You can override the TTL per write:

Terminal window
await apiCache.put(request, response.clone(), {
ttlSeconds: 30,
})

Layeron writes a Cache-Control header for Cloudflare Cache using this TTL.

staleWhileRevalidateSeconds adds a stale serving window:

Terminal window
const apiCache = cache({
name: "public-api",
ttlSeconds: 60,
staleWhileRevalidateSeconds: 30,
})

This maps to the response Cache-Control header so Cloudflare Cache can serve a recent stale response while revalidation work runs.

vary controls which request headers become part of the key:

Terminal window
const apiCache = cache({
name: "localized-content",
vary: ["accept-language"],
})

Good vary dimensions are stable and low-cardinality.
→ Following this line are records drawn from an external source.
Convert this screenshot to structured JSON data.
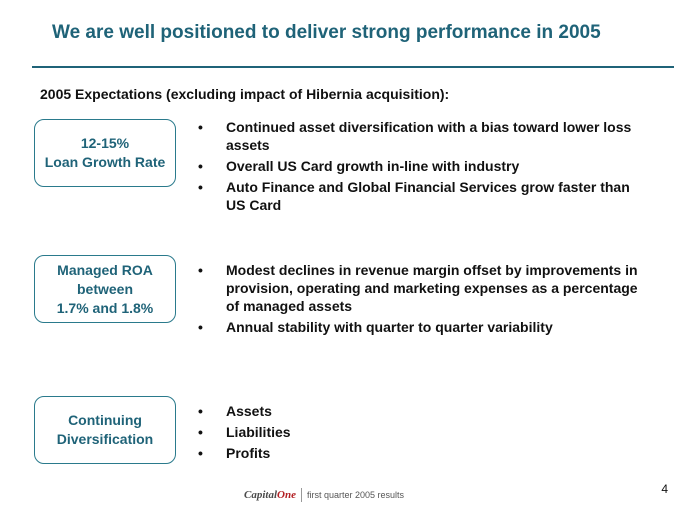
{
  "title": "We are well positioned to deliver strong performance in 2005",
  "subtitle": "2005 Expectations (excluding impact of Hibernia acquisition):",
  "sections": [
    {
      "label_lines": [
        "12-15%",
        "Loan Growth Rate"
      ],
      "bullets": [
        "Continued asset diversification with a bias toward lower loss assets",
        "Overall US Card growth in-line with industry",
        "Auto Finance and Global Financial Services grow faster than US Card"
      ]
    },
    {
      "label_lines": [
        "Managed ROA",
        "between",
        "1.7% and 1.8%"
      ],
      "bullets": [
        "Modest declines in revenue margin offset by improvements in provision, operating and marketing expenses as a percentage of managed assets",
        "Annual stability with quarter to quarter variability"
      ]
    },
    {
      "label_lines": [
        "Continuing",
        "Diversification"
      ],
      "bullets": [
        "Assets",
        "Liabilities",
        "Profits"
      ]
    }
  ],
  "bullet_glyph": "•",
  "footer": {
    "logo_capital": "Capital",
    "logo_one": "One",
    "text": "first quarter 2005 results"
  },
  "page_number": "4"
}
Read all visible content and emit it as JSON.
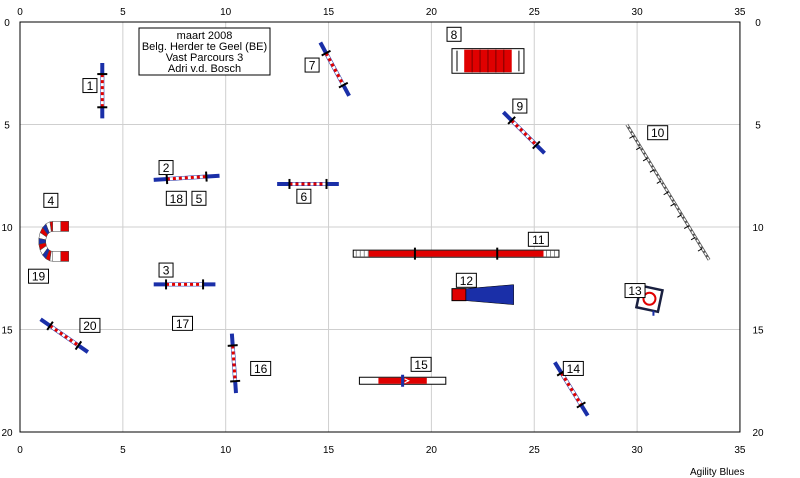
{
  "course": {
    "info_lines": [
      "maart 2008",
      "Belg. Herder te Geel (BE)",
      "Vast Parcours 3",
      "Adri v.d. Bosch"
    ],
    "credit": "Agility Blues",
    "x_ticks": [
      "0",
      "5",
      "10",
      "15",
      "20",
      "25",
      "30",
      "35"
    ],
    "y_ticks": [
      "0",
      "5",
      "10",
      "15",
      "20"
    ],
    "x_range": [
      0,
      35
    ],
    "y_range": [
      0,
      20
    ]
  },
  "obstacles": [
    {
      "id": "1",
      "label": "1",
      "type": "jump",
      "x1": 4.0,
      "y1": 2.0,
      "x2": 4.0,
      "y2": 4.7
    },
    {
      "id": "2",
      "label": "2",
      "type": "jump",
      "x1": 6.5,
      "y1": 7.7,
      "x2": 9.7,
      "y2": 7.5
    },
    {
      "id": "3",
      "label": "3",
      "type": "jump",
      "x1": 6.5,
      "y1": 12.8,
      "x2": 9.5,
      "y2": 12.8
    },
    {
      "id": "4",
      "label": "4",
      "type": "tunnel",
      "x": 1.2,
      "y": 10.7
    },
    {
      "id": "6",
      "label": "6",
      "type": "jump",
      "x1": 12.5,
      "y1": 7.9,
      "x2": 15.5,
      "y2": 7.9
    },
    {
      "id": "7",
      "label": "7",
      "type": "jump",
      "x1": 14.6,
      "y1": 1.0,
      "x2": 16.0,
      "y2": 3.6
    },
    {
      "id": "8",
      "label": "8",
      "type": "tire",
      "x1": 21.0,
      "y1": 1.3,
      "x2": 24.5,
      "y2": 2.5
    },
    {
      "id": "9",
      "label": "9",
      "type": "jump",
      "x1": 23.5,
      "y1": 4.4,
      "x2": 25.5,
      "y2": 6.4
    },
    {
      "id": "10",
      "label": "10",
      "type": "weave",
      "x1": 29.5,
      "y1": 5.0,
      "x2": 33.5,
      "y2": 11.6
    },
    {
      "id": "11",
      "label": "11",
      "type": "walk",
      "x1": 16.2,
      "y1": 11.3,
      "x2": 26.2,
      "y2": 11.3
    },
    {
      "id": "12",
      "label": "12",
      "type": "chute",
      "x1": 21.0,
      "y1": 13.3,
      "x2": 24.0,
      "y2": 13.3
    },
    {
      "id": "13",
      "label": "13",
      "type": "table",
      "x": 30.6,
      "y": 13.5
    },
    {
      "id": "14",
      "label": "14",
      "type": "jump",
      "x1": 26.0,
      "y1": 16.6,
      "x2": 27.6,
      "y2": 19.2
    },
    {
      "id": "15",
      "label": "15",
      "type": "seesaw",
      "x1": 16.5,
      "y1": 17.5,
      "x2": 20.7,
      "y2": 17.5
    },
    {
      "id": "16",
      "label": "16",
      "type": "jump",
      "x1": 10.3,
      "y1": 15.2,
      "x2": 10.5,
      "y2": 18.1
    },
    {
      "id": "20",
      "label": "20",
      "type": "jump",
      "x1": 1.0,
      "y1": 14.5,
      "x2": 3.3,
      "y2": 16.1
    }
  ],
  "labels": [
    {
      "text": "1",
      "x": 3.4,
      "y": 3.1
    },
    {
      "text": "2",
      "x": 7.1,
      "y": 7.1
    },
    {
      "text": "18",
      "x": 7.6,
      "y": 8.6
    },
    {
      "text": "5",
      "x": 8.7,
      "y": 8.6
    },
    {
      "text": "3",
      "x": 7.1,
      "y": 12.1
    },
    {
      "text": "17",
      "x": 7.9,
      "y": 14.7
    },
    {
      "text": "4",
      "x": 1.5,
      "y": 8.7
    },
    {
      "text": "19",
      "x": 0.9,
      "y": 12.4
    },
    {
      "text": "6",
      "x": 13.8,
      "y": 8.5
    },
    {
      "text": "7",
      "x": 14.2,
      "y": 2.1
    },
    {
      "text": "8",
      "x": 21.1,
      "y": 0.6
    },
    {
      "text": "9",
      "x": 24.3,
      "y": 4.1
    },
    {
      "text": "10",
      "x": 31.0,
      "y": 5.4
    },
    {
      "text": "11",
      "x": 25.2,
      "y": 10.6
    },
    {
      "text": "12",
      "x": 21.7,
      "y": 12.6
    },
    {
      "text": "13",
      "x": 29.9,
      "y": 13.1
    },
    {
      "text": "14",
      "x": 26.9,
      "y": 16.9
    },
    {
      "text": "15",
      "x": 19.5,
      "y": 16.7
    },
    {
      "text": "16",
      "x": 11.7,
      "y": 16.9
    },
    {
      "text": "20",
      "x": 3.4,
      "y": 14.8
    }
  ]
}
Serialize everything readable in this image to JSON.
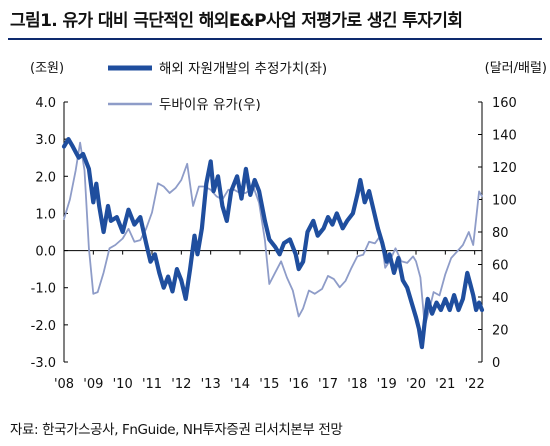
{
  "title": "그림1. 유가 대비 극단적인 해외E&P사업 저평가로 생긴 투자기회",
  "source": "자료: 한국가스공사, FnGuide, NH투자증권 리서치본부 전망",
  "colors": {
    "primary": "#1f4e9e",
    "secondary": "#8e9cc8",
    "axis": "#000000",
    "title_rule": "#0e2a6e"
  },
  "chart_data": {
    "type": "line",
    "left_axis": {
      "unit": "(조원)",
      "range": [
        -3.0,
        4.0
      ],
      "ticks": [
        "4.0",
        "3.0",
        "2.0",
        "1.0",
        "0.0",
        "-1.0",
        "-2.0",
        "-3.0"
      ]
    },
    "right_axis": {
      "unit": "(달러/배럴)",
      "range": [
        0,
        160
      ],
      "ticks": [
        "160",
        "140",
        "120",
        "100",
        "80",
        "60",
        "40",
        "20",
        "0"
      ]
    },
    "x_axis": {
      "range": [
        2008,
        2022.25
      ],
      "ticks": [
        "'08",
        "'09",
        "'10",
        "'11",
        "'12",
        "'13",
        "'14",
        "'15",
        "'16",
        "'17",
        "'18",
        "'19",
        "'20",
        "'21",
        "'22"
      ]
    },
    "grid": false,
    "legend_placement": "top-center",
    "series": [
      {
        "name": "해외 자원개발의 추정가치(좌)",
        "axis": "left",
        "color": "#1f4e9e",
        "points": [
          [
            2008.0,
            2.8
          ],
          [
            2008.15,
            3.0
          ],
          [
            2008.3,
            2.8
          ],
          [
            2008.5,
            2.5
          ],
          [
            2008.65,
            2.6
          ],
          [
            2008.85,
            2.2
          ],
          [
            2009.0,
            1.3
          ],
          [
            2009.1,
            1.8
          ],
          [
            2009.2,
            1.2
          ],
          [
            2009.35,
            0.5
          ],
          [
            2009.5,
            1.2
          ],
          [
            2009.6,
            0.8
          ],
          [
            2009.8,
            0.9
          ],
          [
            2010.0,
            0.5
          ],
          [
            2010.2,
            1.1
          ],
          [
            2010.4,
            0.7
          ],
          [
            2010.6,
            0.9
          ],
          [
            2010.8,
            0.2
          ],
          [
            2010.95,
            -0.3
          ],
          [
            2011.1,
            -0.1
          ],
          [
            2011.25,
            -0.6
          ],
          [
            2011.4,
            -1.0
          ],
          [
            2011.55,
            -0.7
          ],
          [
            2011.7,
            -1.1
          ],
          [
            2011.85,
            -0.5
          ],
          [
            2012.0,
            -0.8
          ],
          [
            2012.15,
            -1.3
          ],
          [
            2012.3,
            -0.5
          ],
          [
            2012.45,
            0.4
          ],
          [
            2012.55,
            -0.1
          ],
          [
            2012.7,
            0.6
          ],
          [
            2012.85,
            1.8
          ],
          [
            2013.0,
            2.4
          ],
          [
            2013.1,
            1.6
          ],
          [
            2013.25,
            2.0
          ],
          [
            2013.4,
            1.2
          ],
          [
            2013.55,
            0.8
          ],
          [
            2013.7,
            1.6
          ],
          [
            2013.9,
            2.0
          ],
          [
            2014.05,
            1.4
          ],
          [
            2014.2,
            2.2
          ],
          [
            2014.35,
            1.5
          ],
          [
            2014.5,
            1.9
          ],
          [
            2014.65,
            1.6
          ],
          [
            2014.85,
            0.8
          ],
          [
            2015.0,
            0.3
          ],
          [
            2015.2,
            0.1
          ],
          [
            2015.35,
            -0.1
          ],
          [
            2015.5,
            0.2
          ],
          [
            2015.7,
            0.3
          ],
          [
            2015.9,
            -0.1
          ],
          [
            2016.0,
            -0.5
          ],
          [
            2016.15,
            -0.3
          ],
          [
            2016.3,
            0.5
          ],
          [
            2016.5,
            0.8
          ],
          [
            2016.65,
            0.4
          ],
          [
            2016.85,
            0.6
          ],
          [
            2017.0,
            0.9
          ],
          [
            2017.15,
            0.7
          ],
          [
            2017.3,
            1.0
          ],
          [
            2017.5,
            0.6
          ],
          [
            2017.65,
            0.8
          ],
          [
            2017.85,
            1.0
          ],
          [
            2018.0,
            1.5
          ],
          [
            2018.1,
            1.9
          ],
          [
            2018.25,
            1.3
          ],
          [
            2018.4,
            1.6
          ],
          [
            2018.55,
            1.1
          ],
          [
            2018.7,
            0.6
          ],
          [
            2018.85,
            0.2
          ],
          [
            2019.0,
            -0.3
          ],
          [
            2019.1,
            -0.1
          ],
          [
            2019.25,
            -0.6
          ],
          [
            2019.4,
            -0.2
          ],
          [
            2019.55,
            -0.8
          ],
          [
            2019.7,
            -1.0
          ],
          [
            2019.85,
            -1.4
          ],
          [
            2020.0,
            -1.8
          ],
          [
            2020.1,
            -2.1
          ],
          [
            2020.2,
            -2.6
          ],
          [
            2020.3,
            -1.9
          ],
          [
            2020.4,
            -1.3
          ],
          [
            2020.55,
            -1.7
          ],
          [
            2020.7,
            -1.4
          ],
          [
            2020.85,
            -1.6
          ],
          [
            2021.0,
            -1.3
          ],
          [
            2021.15,
            -1.6
          ],
          [
            2021.3,
            -1.2
          ],
          [
            2021.45,
            -1.6
          ],
          [
            2021.6,
            -1.3
          ],
          [
            2021.75,
            -0.6
          ],
          [
            2021.85,
            -0.9
          ],
          [
            2021.95,
            -1.2
          ],
          [
            2022.05,
            -1.6
          ],
          [
            2022.15,
            -1.4
          ],
          [
            2022.25,
            -1.6
          ]
        ]
      },
      {
        "name": "두바이유 유가(우)",
        "axis": "right",
        "color": "#8e9cc8",
        "points": [
          [
            2008.0,
            88
          ],
          [
            2008.2,
            100
          ],
          [
            2008.4,
            118
          ],
          [
            2008.55,
            135
          ],
          [
            2008.7,
            118
          ],
          [
            2008.85,
            70
          ],
          [
            2009.0,
            42
          ],
          [
            2009.15,
            43
          ],
          [
            2009.35,
            55
          ],
          [
            2009.55,
            70
          ],
          [
            2009.75,
            72
          ],
          [
            2010.0,
            76
          ],
          [
            2010.2,
            82
          ],
          [
            2010.4,
            74
          ],
          [
            2010.6,
            75
          ],
          [
            2010.8,
            82
          ],
          [
            2011.0,
            92
          ],
          [
            2011.2,
            110
          ],
          [
            2011.4,
            108
          ],
          [
            2011.6,
            104
          ],
          [
            2011.8,
            107
          ],
          [
            2012.0,
            112
          ],
          [
            2012.2,
            122
          ],
          [
            2012.4,
            96
          ],
          [
            2012.6,
            108
          ],
          [
            2012.8,
            108
          ],
          [
            2013.0,
            106
          ],
          [
            2013.2,
            102
          ],
          [
            2013.4,
            100
          ],
          [
            2013.6,
            106
          ],
          [
            2013.8,
            106
          ],
          [
            2014.0,
            104
          ],
          [
            2014.2,
            104
          ],
          [
            2014.45,
            108
          ],
          [
            2014.65,
            98
          ],
          [
            2014.85,
            75
          ],
          [
            2015.0,
            48
          ],
          [
            2015.2,
            55
          ],
          [
            2015.4,
            62
          ],
          [
            2015.6,
            52
          ],
          [
            2015.8,
            44
          ],
          [
            2016.0,
            28
          ],
          [
            2016.15,
            33
          ],
          [
            2016.35,
            44
          ],
          [
            2016.55,
            42
          ],
          [
            2016.8,
            45
          ],
          [
            2017.0,
            53
          ],
          [
            2017.2,
            51
          ],
          [
            2017.4,
            46
          ],
          [
            2017.6,
            50
          ],
          [
            2017.8,
            58
          ],
          [
            2018.0,
            65
          ],
          [
            2018.2,
            66
          ],
          [
            2018.4,
            74
          ],
          [
            2018.6,
            73
          ],
          [
            2018.8,
            78
          ],
          [
            2018.95,
            58
          ],
          [
            2019.1,
            62
          ],
          [
            2019.3,
            70
          ],
          [
            2019.5,
            62
          ],
          [
            2019.7,
            61
          ],
          [
            2019.9,
            65
          ],
          [
            2020.0,
            62
          ],
          [
            2020.15,
            52
          ],
          [
            2020.3,
            22
          ],
          [
            2020.45,
            32
          ],
          [
            2020.6,
            43
          ],
          [
            2020.8,
            41
          ],
          [
            2021.0,
            54
          ],
          [
            2021.2,
            64
          ],
          [
            2021.4,
            68
          ],
          [
            2021.6,
            72
          ],
          [
            2021.8,
            80
          ],
          [
            2021.95,
            72
          ],
          [
            2022.05,
            88
          ],
          [
            2022.15,
            105
          ],
          [
            2022.25,
            102
          ]
        ]
      }
    ]
  }
}
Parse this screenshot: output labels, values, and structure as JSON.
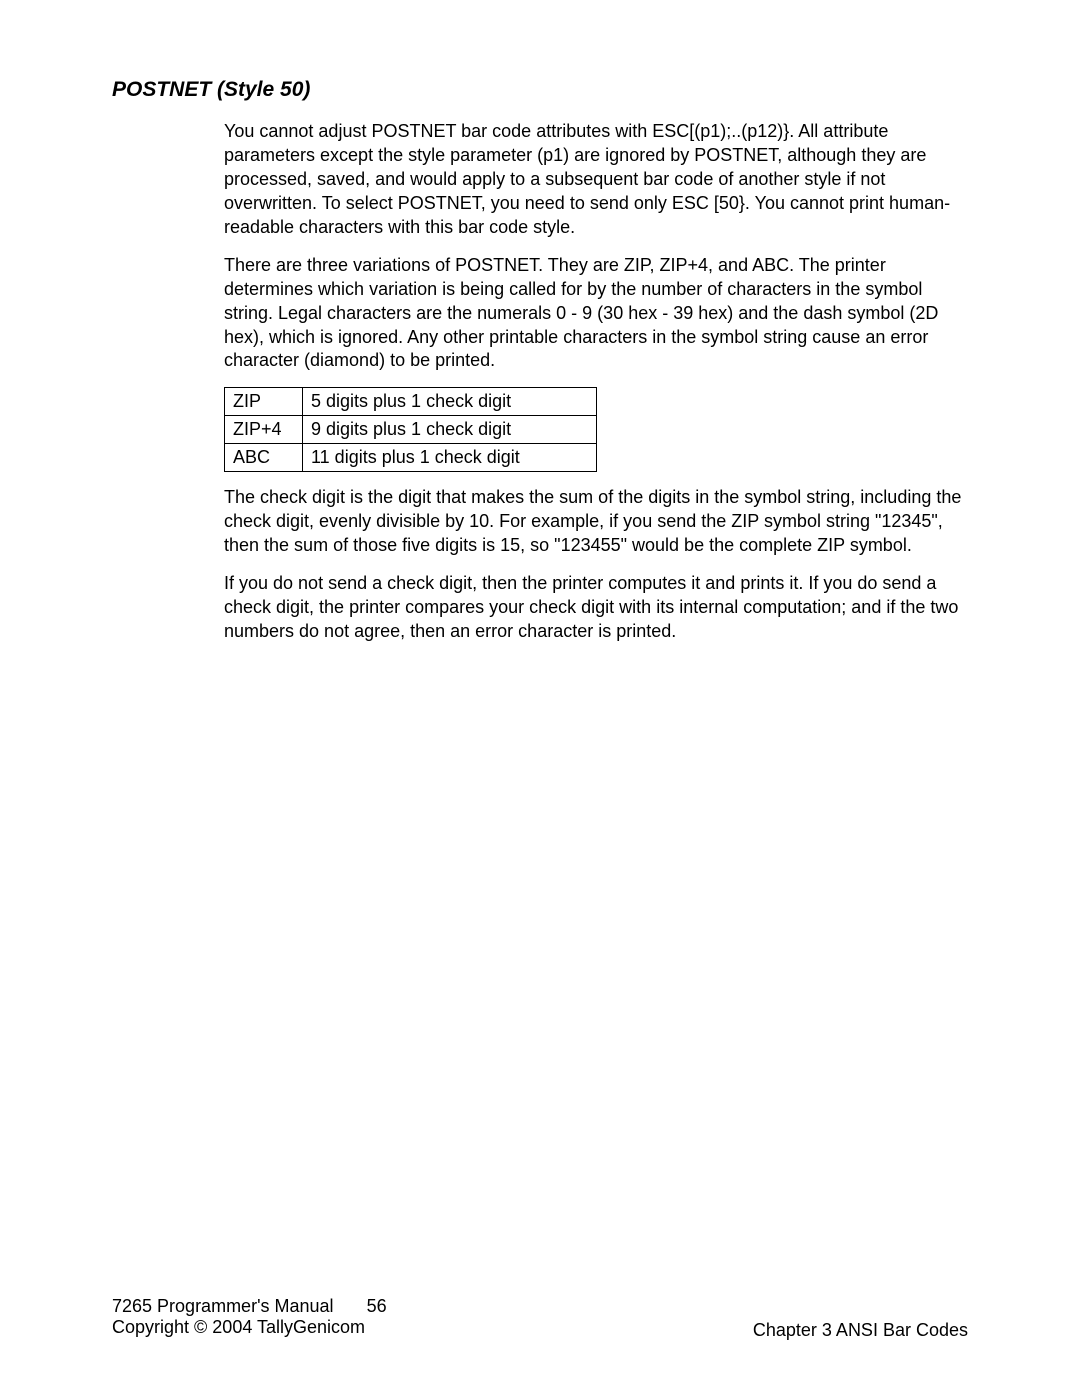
{
  "heading": "POSTNET (Style 50)",
  "paragraphs": {
    "p1": "You cannot adjust POSTNET bar code attributes with ESC[(p1);..(p12)}.  All attribute parameters except the style parameter (p1) are ignored by POSTNET, although they are processed, saved, and would apply to a subsequent bar code of another style if not overwritten.  To select POSTNET, you need to send only ESC [50}. You cannot print human-readable characters with this bar code style.",
    "p2": "There are three variations of POSTNET. They are ZIP, ZIP+4, and ABC.  The printer determines which variation is being called for by the number of characters in the symbol string. Legal characters are the numerals 0 - 9 (30 hex - 39 hex) and the dash symbol (2D hex), which is ignored. Any other printable characters in the symbol string cause an error character (diamond) to be printed.",
    "p3": "The check digit is the digit that makes the sum of the digits in the symbol string, including the check digit, evenly divisible by 10. For example, if you send the ZIP symbol string \"12345\", then the sum of those five digits is 15, so \"123455\" would be the complete ZIP symbol.",
    "p4": "If you do not send a check digit, then the printer computes it and prints it. If you do send a check digit, the printer compares your check digit with its internal computation; and if the two numbers do not agree, then an error character is printed."
  },
  "table": {
    "rows": [
      {
        "c1": "ZIP",
        "c2": "5 digits plus 1 check digit"
      },
      {
        "c1": "ZIP+4",
        "c2": "9 digits plus 1 check digit"
      },
      {
        "c1": "ABC",
        "c2": "11 digits plus 1 check digit"
      }
    ]
  },
  "footer": {
    "manual_title": "7265 Programmer's Manual",
    "page_number": "56",
    "copyright": "Copyright © 2004 TallyGenicom",
    "chapter": "Chapter 3 ANSI Bar Codes"
  }
}
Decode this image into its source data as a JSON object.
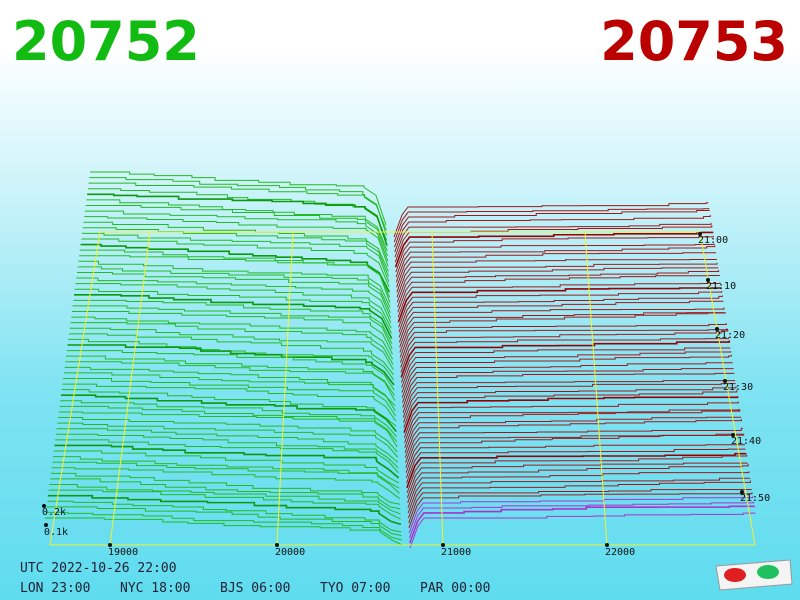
{
  "header": {
    "bid": "20752",
    "ask": "20753"
  },
  "price_axis": [
    "19000",
    "20000",
    "21000",
    "22000"
  ],
  "time_axis": [
    "21:00",
    "21:10",
    "21:20",
    "21:30",
    "21:40",
    "21:50"
  ],
  "depth_axis": [
    "0.2k",
    "0.1k"
  ],
  "footer": {
    "utc": "UTC 2022-10-26 22:00",
    "cities": [
      "LON 23:00",
      "NYC 18:00",
      "BJS 06:00",
      "TYO 07:00",
      "PAR 00:00"
    ]
  }
}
Common examples include accept-language, accept, and a small tenant header controlled by your app.

Tags group written entries for invalidation:

Terminal window
await apiCache.put(request, response.clone(), {
tags: ["products", "product:123"],
})
await apiCache.purge({
tags: ["product:123"],
})

Use broad tags for list pages and precise tags for detail pages. A product detail response might carry both products and product:123.

Route rules declare cache policy for routes:

Terminal window
cache({
name: "public-api",
rules: [{
name: "products",
path: "/api/products",
methods: ["GET"],
ttlSeconds: 60,
tags: ["products"],
bypass: {
query: ["preview"],
headers: ["x-cache-bypass"],
},
}],
})

Rules are metadata Layeron can compile into runtime policy and dashboard surfaces. Manual route code can still call match, put, delete, purge, and stats.

Cache stores hot responses in Cloudflare Cache. Product metadata is persisted through the Layeron Database product:

DataPurpose
KeysTrack cached request keys for prefix and request purges.
TagsMap tags to cached keys for tag purges.
EventsRecord puts, deletes, and purges for diagnostics.
StatsCount hits, misses, puts, deletes, and purges.

The Database product boundary keeps Cache independent from direct D1 usage while preserving Layeron’s resource graph and product Worker model.